All of these films will be released under a 45-day theatrical window as the pandemic has pushed exhibitors to finally let go of the long-standing 90-day exclusivity period. Gelfond believes that will only mean good things for Imax.

“Given the even bigger emphasis on opening weekend, an Imax run will be even more significant for studios and consumers,” he said. “An Imax release helps create a global event around a film. Studios recognize that Imax is a
window unto itself.”

As an example, he points to the recent release of “Venom: Let There Be Carnage,” which Sony moved from October 15 to October 1 to secure Imax screens ahead of the James Bond film “No Time to Die.” The result was a pandemic-best $90 million domestic opening, with Imax contributing 9% of that revenue. This past weekend, the format reported $9 million in domestic grosses for Warner Bros.’ “Dune,” accounting for 22% of the film’s $41 million opening weekend.

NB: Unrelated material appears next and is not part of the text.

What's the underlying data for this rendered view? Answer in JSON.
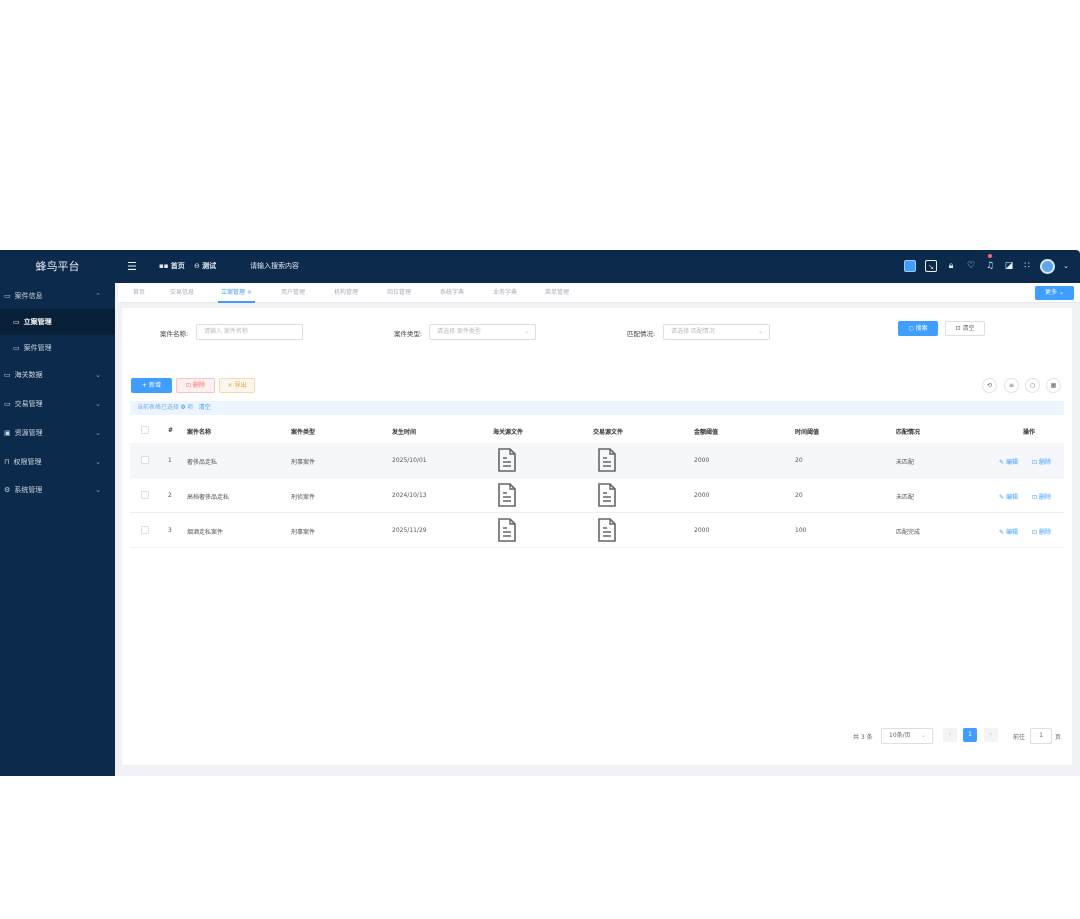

With over $100 million grossed worldwide this month, Imax is looking to turn a profit in Q4 for the first time since the pandemic began with films like Disney/Marvel’s “Eternals,” Sony’s “Ghostbusters: Afterlife,” Warner Bros.’ “The Matrix Resurrections” and Sony’s “Spider-Man: No Way Home” coming in November and December. Then, in 2022, Imax looks to capitalize on five DC films, three Marvel films, and sequels to “Top Gun,” “Mission: Impossible,” “Jurassic World,” “Transformers” and “Avatar.”